The Permian, long the Lower 48’s oil growth engine, drove a massive pipeline expansion over the last several years. “As a result, pipeline capacity from the basin was overbuilt even before the price downturn,” Polk said.

Wood Mackenzie sees utilization in the Permian falling to about 60% by October, which is further and faster than in the Bakken Shale, or in Wyoming or Colorado. In addition, the lower utilization rates could remain at around that level until at least December 2021, the firm said. In contrast, Colorado and Wyoming midstream infrastructure utilization rates show a V-shaped recovery, returning to normal levels by early 2021. Bakken should stabilize at about 80% utilization by October, analysts said.

Even before Covid-19 hit the United States, KMI management had noted the lighter appetite for building more gas pipeline capacity in the Permian. The midstreamer brought online the 2 Bcf/d Gulf Coast Express project in September, and its Permian Highway pipeline has an in-service target of 2021. A trio of other midstream companies is building the Whistler Pipeline to move Permian gas, also expected to enter service in 2021.

However, KMI was considering a fourth pipeline, Permian Pass if sanctioned, but commercial talks have slowed considerably and the project is not part of the backlog. Meanwhile, management also took a defensive tone when it came to its transport agreements, noting that the majority of volumes flowing on KMI’s transportation pipes are under take-or-pay contracts.
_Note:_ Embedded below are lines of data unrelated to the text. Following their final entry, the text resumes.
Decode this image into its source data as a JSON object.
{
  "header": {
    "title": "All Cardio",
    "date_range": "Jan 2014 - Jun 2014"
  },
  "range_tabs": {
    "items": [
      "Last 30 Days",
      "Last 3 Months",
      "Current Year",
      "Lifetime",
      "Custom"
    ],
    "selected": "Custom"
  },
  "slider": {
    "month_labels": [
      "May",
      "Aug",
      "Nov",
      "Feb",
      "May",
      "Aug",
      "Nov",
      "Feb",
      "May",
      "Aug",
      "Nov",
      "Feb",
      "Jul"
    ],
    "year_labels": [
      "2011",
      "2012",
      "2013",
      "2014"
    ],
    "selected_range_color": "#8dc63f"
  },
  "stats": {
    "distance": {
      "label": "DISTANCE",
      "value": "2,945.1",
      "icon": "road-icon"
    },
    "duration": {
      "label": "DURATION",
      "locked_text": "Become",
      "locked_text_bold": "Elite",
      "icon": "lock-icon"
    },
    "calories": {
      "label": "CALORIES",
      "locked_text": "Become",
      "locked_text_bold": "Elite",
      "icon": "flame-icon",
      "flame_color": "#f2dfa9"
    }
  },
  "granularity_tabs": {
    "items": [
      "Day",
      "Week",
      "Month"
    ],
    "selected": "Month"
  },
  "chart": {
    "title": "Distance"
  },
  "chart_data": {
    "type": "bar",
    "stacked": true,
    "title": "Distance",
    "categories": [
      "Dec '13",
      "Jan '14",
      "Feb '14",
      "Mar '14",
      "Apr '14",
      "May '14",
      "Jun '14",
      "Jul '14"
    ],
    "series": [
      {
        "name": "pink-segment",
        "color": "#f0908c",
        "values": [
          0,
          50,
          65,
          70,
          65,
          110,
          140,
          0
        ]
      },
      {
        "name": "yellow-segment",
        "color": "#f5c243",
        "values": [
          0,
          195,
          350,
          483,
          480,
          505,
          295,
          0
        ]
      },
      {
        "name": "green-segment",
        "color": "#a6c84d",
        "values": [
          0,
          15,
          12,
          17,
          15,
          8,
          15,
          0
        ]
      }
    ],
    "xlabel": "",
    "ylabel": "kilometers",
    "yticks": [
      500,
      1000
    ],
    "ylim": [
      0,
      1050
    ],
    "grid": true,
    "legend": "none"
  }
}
However, the company did expect to see a reduction in volumes flowing on its Permian and Bakken assets.

Wood Mackenzie’s Beeker, like most energy analysts, said many E&Ps are electing to defer drilling and completion activity, in violation of their minimum volume commitment contracts with midstream companies. “They’d rather pay a few million dollars in penalties than drill at current prices…It’s not a good environment. The components of the broader industry are intermingled and intertwined, so the relative success or failure or financial health of one has an impact on others. Midstream is by no means immune.”

However, the analyst team at Alerian said it could have been worse. Midstream companies dodged a bullet when the Railroad Commission of Texas voted against enacting statewide production cuts, and the Oklahoma Corporation Commission took no action after hearing arguments for mandated curtailments.

“In addition to potentially shutting in production in an inefficient manner, mandated cuts may have allowed struggling producers to avoid minimum volume commitments and the related deficiency payments to their midstream counterparties,” the Alerian team said.